YouTube Extends Deepfake Detection Tools to Hollywood Artists
"Only I have the right to be me." YouTube is now offering Hollywood celebrities and artists a free deepfake detection tool, further strengthening the fight against identity theft generated by Artificial Intelligence (AI).
The Google-owned video platform launched its image protection tool last month, which helps identify content in which a face appears modified or generated using AI technologies to imitate a real person. The project was initially aimed at government officials, political candidates, and journalists. However, this week YouTube expanded access to the entertainment industry, including actors and musicians, through talent agencies and celebrity representatives.
The tool allows users to "search for AI-generated content that reproduces the appearance of a registered person, such as a deepfake of their face, and gives them the power to locate and request its removal." Notably, celebrities and artists can access this tool even if they do not maintain a YouTube channel.
"The fact that YouTube is opening its deepfake detection capabilities to public figures marks a turning point in how platforms approach identity protection in the era of generative AI," stated Alon Yamin, CEO and co-founder of the AI detection platform Copyleaks. "The technology that allows for the reproduction of a person's face, voice, and gestures has advanced faster than the safeguards surrounding it, creating a gap that malicious actors are already exploiting," he noted.
Significant Challenges
The initiative comes at a time when hyper-realistic videos of deceased celebrities, created with general-use applications like OpenAI’s Sora, are proliferating. The application triggered an avalanche of videos featuring Michael Jackson or Elvis Presley. Last month, OpenAI announced it would be closing its Sora application.
In February, Irish director Ruairí Robinson created a strikingly realistic clip showing Brad Pitt fighting Tom Cruise on a rooftop using a two-sentence prompt. The clip, which caused great concern in Hollywood, was generated with Seedance 2.0, a tool belonging to the Chinese group ByteDance. Robinson also created other videos: one in which Pitt fights a sword-wielding ninja zombie, and another in which he joins Cruise to battle a robot.

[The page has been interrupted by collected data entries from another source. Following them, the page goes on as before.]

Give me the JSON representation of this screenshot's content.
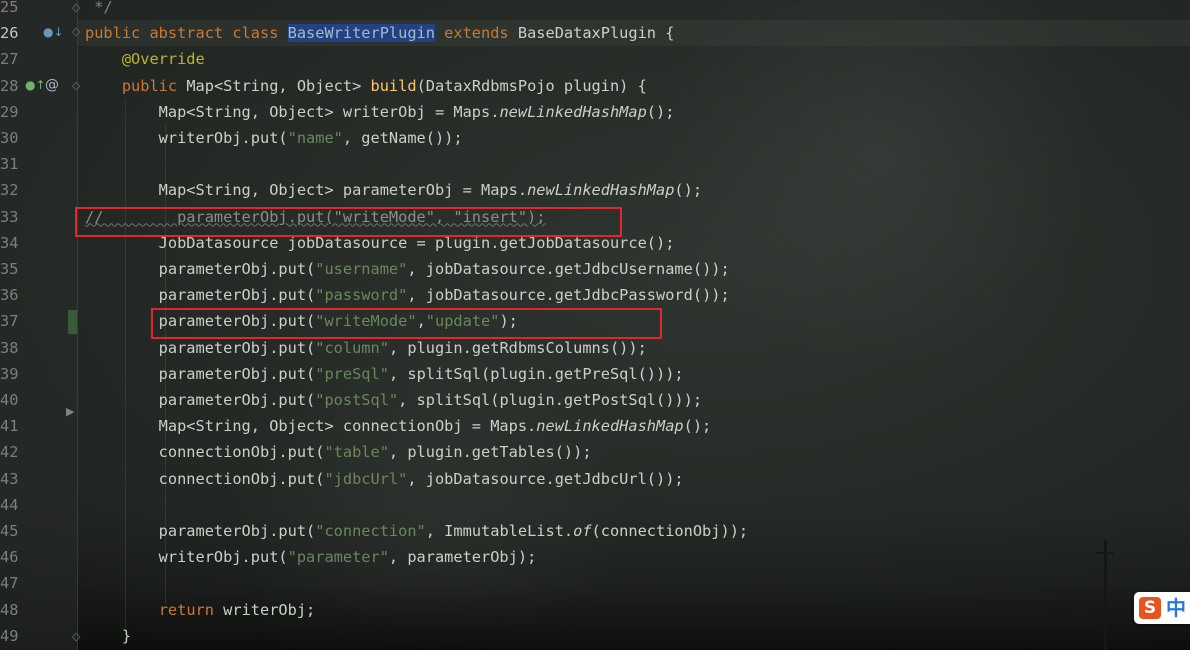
{
  "editor": {
    "lines": [
      {
        "num": "25",
        "tokens": [
          {
            "t": " */",
            "c": "cm"
          }
        ]
      },
      {
        "num": "26",
        "tokens": [
          {
            "t": "public abstract class ",
            "c": "kw"
          },
          {
            "t": "BaseWriterPlugin",
            "c": "cls-hl"
          },
          {
            "t": " extends ",
            "c": "kw"
          },
          {
            "t": "BaseDataxPlugin {",
            "c": ""
          }
        ]
      },
      {
        "num": "27",
        "tokens": [
          {
            "t": "    ",
            "c": ""
          },
          {
            "t": "@Override",
            "c": "an"
          }
        ]
      },
      {
        "num": "28",
        "tokens": [
          {
            "t": "    ",
            "c": ""
          },
          {
            "t": "public ",
            "c": "kw"
          },
          {
            "t": "Map<String, Object> ",
            "c": ""
          },
          {
            "t": "build",
            "c": "mt"
          },
          {
            "t": "(DataxRdbmsPojo plugin) {",
            "c": ""
          }
        ]
      },
      {
        "num": "29",
        "tokens": [
          {
            "t": "        Map<String, Object> writerObj = Maps.",
            "c": ""
          },
          {
            "t": "newLinkedHashMap",
            "c": "it"
          },
          {
            "t": "();",
            "c": ""
          }
        ]
      },
      {
        "num": "30",
        "tokens": [
          {
            "t": "        writerObj.put(",
            "c": ""
          },
          {
            "t": "\"name\"",
            "c": "str"
          },
          {
            "t": ", getName());",
            "c": ""
          }
        ]
      },
      {
        "num": "31",
        "tokens": []
      },
      {
        "num": "32",
        "tokens": [
          {
            "t": "        Map<String, Object> parameterObj = Maps.",
            "c": ""
          },
          {
            "t": "newLinkedHashMap",
            "c": "it"
          },
          {
            "t": "();",
            "c": ""
          }
        ]
      },
      {
        "num": "33",
        "tokens": [
          {
            "t": "//        parameterObj.put(\"writeMode\", \"insert\");",
            "c": "dimcode"
          }
        ]
      },
      {
        "num": "34",
        "tokens": [
          {
            "t": "        JobDatasource jobDatasource = plugin.getJobDatasource();",
            "c": ""
          }
        ]
      },
      {
        "num": "35",
        "tokens": [
          {
            "t": "        parameterObj.put(",
            "c": ""
          },
          {
            "t": "\"username\"",
            "c": "str"
          },
          {
            "t": ", jobDatasource.getJdbcUsername());",
            "c": ""
          }
        ]
      },
      {
        "num": "36",
        "tokens": [
          {
            "t": "        parameterObj.put(",
            "c": ""
          },
          {
            "t": "\"password\"",
            "c": "str"
          },
          {
            "t": ", jobDatasource.getJdbcPassword());",
            "c": ""
          }
        ]
      },
      {
        "num": "37",
        "tokens": [
          {
            "t": "        parameterObj.put(",
            "c": ""
          },
          {
            "t": "\"writeMode\"",
            "c": "str"
          },
          {
            "t": ",",
            "c": ""
          },
          {
            "t": "\"update\"",
            "c": "str"
          },
          {
            "t": ");",
            "c": ""
          }
        ]
      },
      {
        "num": "38",
        "tokens": [
          {
            "t": "        parameterObj.put(",
            "c": ""
          },
          {
            "t": "\"column\"",
            "c": "str"
          },
          {
            "t": ", plugin.getRdbmsColumns());",
            "c": ""
          }
        ]
      },
      {
        "num": "39",
        "tokens": [
          {
            "t": "        parameterObj.put(",
            "c": ""
          },
          {
            "t": "\"preSql\"",
            "c": "str"
          },
          {
            "t": ", splitSql(plugin.getPreSql()));",
            "c": ""
          }
        ]
      },
      {
        "num": "40",
        "tokens": [
          {
            "t": "        parameterObj.put(",
            "c": ""
          },
          {
            "t": "\"postSql\"",
            "c": "str"
          },
          {
            "t": ", splitSql(plugin.getPostSql()));",
            "c": ""
          }
        ]
      },
      {
        "num": "41",
        "tokens": [
          {
            "t": "        Map<String, Object> connectionObj = Maps.",
            "c": ""
          },
          {
            "t": "newLinkedHashMap",
            "c": "it"
          },
          {
            "t": "();",
            "c": ""
          }
        ]
      },
      {
        "num": "42",
        "tokens": [
          {
            "t": "        connectionObj.put(",
            "c": ""
          },
          {
            "t": "\"table\"",
            "c": "str"
          },
          {
            "t": ", plugin.getTables());",
            "c": ""
          }
        ]
      },
      {
        "num": "43",
        "tokens": [
          {
            "t": "        connectionObj.put(",
            "c": ""
          },
          {
            "t": "\"jdbcUrl\"",
            "c": "str"
          },
          {
            "t": ", jobDatasource.getJdbcUrl());",
            "c": ""
          }
        ]
      },
      {
        "num": "44",
        "tokens": []
      },
      {
        "num": "45",
        "tokens": [
          {
            "t": "        parameterObj.put(",
            "c": ""
          },
          {
            "t": "\"connection\"",
            "c": "str"
          },
          {
            "t": ", ImmutableList.",
            "c": ""
          },
          {
            "t": "of",
            "c": "it"
          },
          {
            "t": "(connectionObj));",
            "c": ""
          }
        ]
      },
      {
        "num": "46",
        "tokens": [
          {
            "t": "        writerObj.put(",
            "c": ""
          },
          {
            "t": "\"parameter\"",
            "c": "str"
          },
          {
            "t": ", parameterObj);",
            "c": ""
          }
        ]
      },
      {
        "num": "47",
        "tokens": []
      },
      {
        "num": "48",
        "tokens": [
          {
            "t": "        ",
            "c": ""
          },
          {
            "t": "return ",
            "c": "kw"
          },
          {
            "t": "writerObj;",
            "c": ""
          }
        ]
      },
      {
        "num": "49",
        "tokens": [
          {
            "t": "    }",
            "c": ""
          }
        ]
      }
    ]
  },
  "gutter_icons": {
    "line26": "implemented-by-icon",
    "line28_override": "override-method-icon",
    "line28_at": "@"
  },
  "ime": {
    "logo": "S",
    "mode": "中"
  },
  "colors": {
    "keyword": "#cc7832",
    "annotation": "#bbb529",
    "string": "#6a8759",
    "method": "#ffc66d",
    "highlight_box": "#e0282a",
    "selection": "#214283"
  }
}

Charles Rivkin, chairman of the Motion Picture Association (MPA), which represents major U.S. production studios, urged ByteDance to "immediately cease its counterfeiting activities," accusing the company of trampling on copyright laws. YouTube stated it is working with major talent agencies to improve the detection of problematic images and better protect artists.
"Their Heritage"
YouTube "is doing the right thing by providing these tools for free to talent, so they can protect their heritage," noted Jason Newman of the management and production company Untitled Entertainment. "Their heritage is their face, their body, who they are, what they do, their way of expressing themselves," he added in an interview with the Hollywood Reporter.

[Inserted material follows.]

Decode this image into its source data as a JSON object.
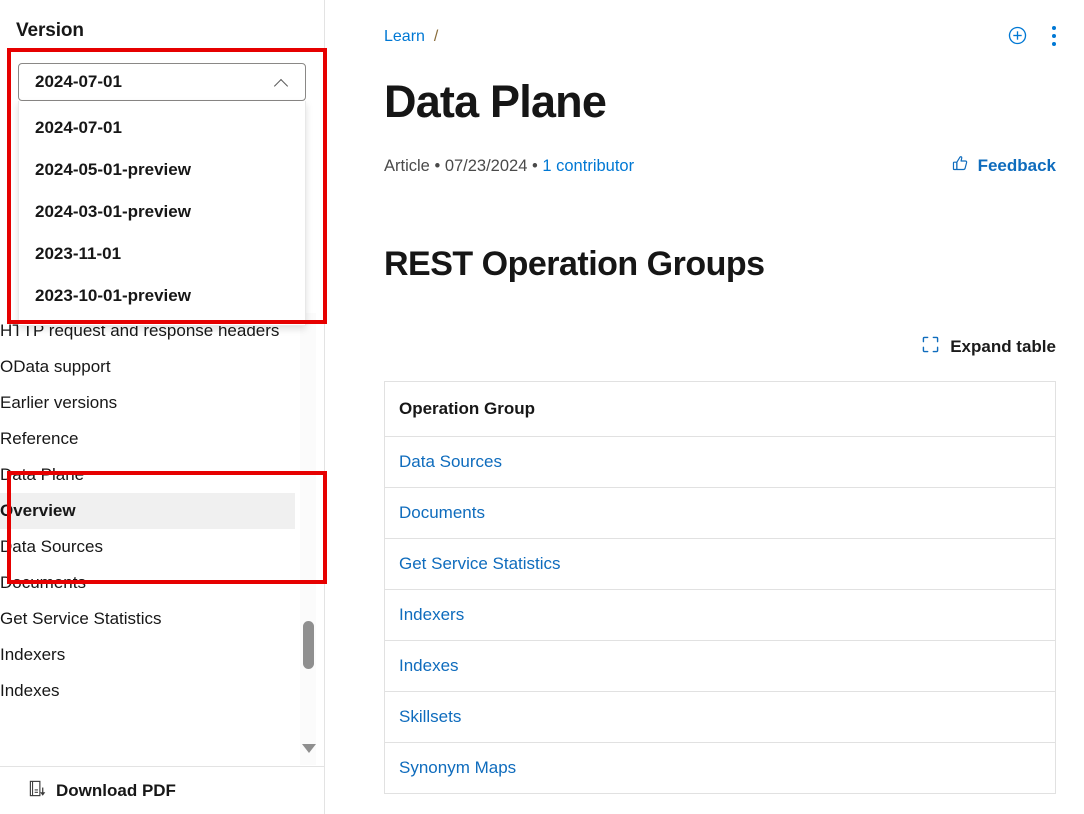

The development of the tool follows complaints from prominent American figures who denounced YouTube's previous procedure for reporting and removing deepfakes as cumbersome.
"The risks are particularly high because deepfakes can be used to spread misinformation, manipulate markets, damage reputations, or create belief in misleading endorsements. Robust detection is no longer optional," explained the head of Copyleaks. "Detection systems must be extremely precise, continuously updated, and associated with clear standards and rapid removal procedures to be effective."
"This will not completely eliminate deepfakes, but it can considerably reduce their reach and impact by making it more difficult for manipulated content to circulate undetected or unchallenged," Yamin argued.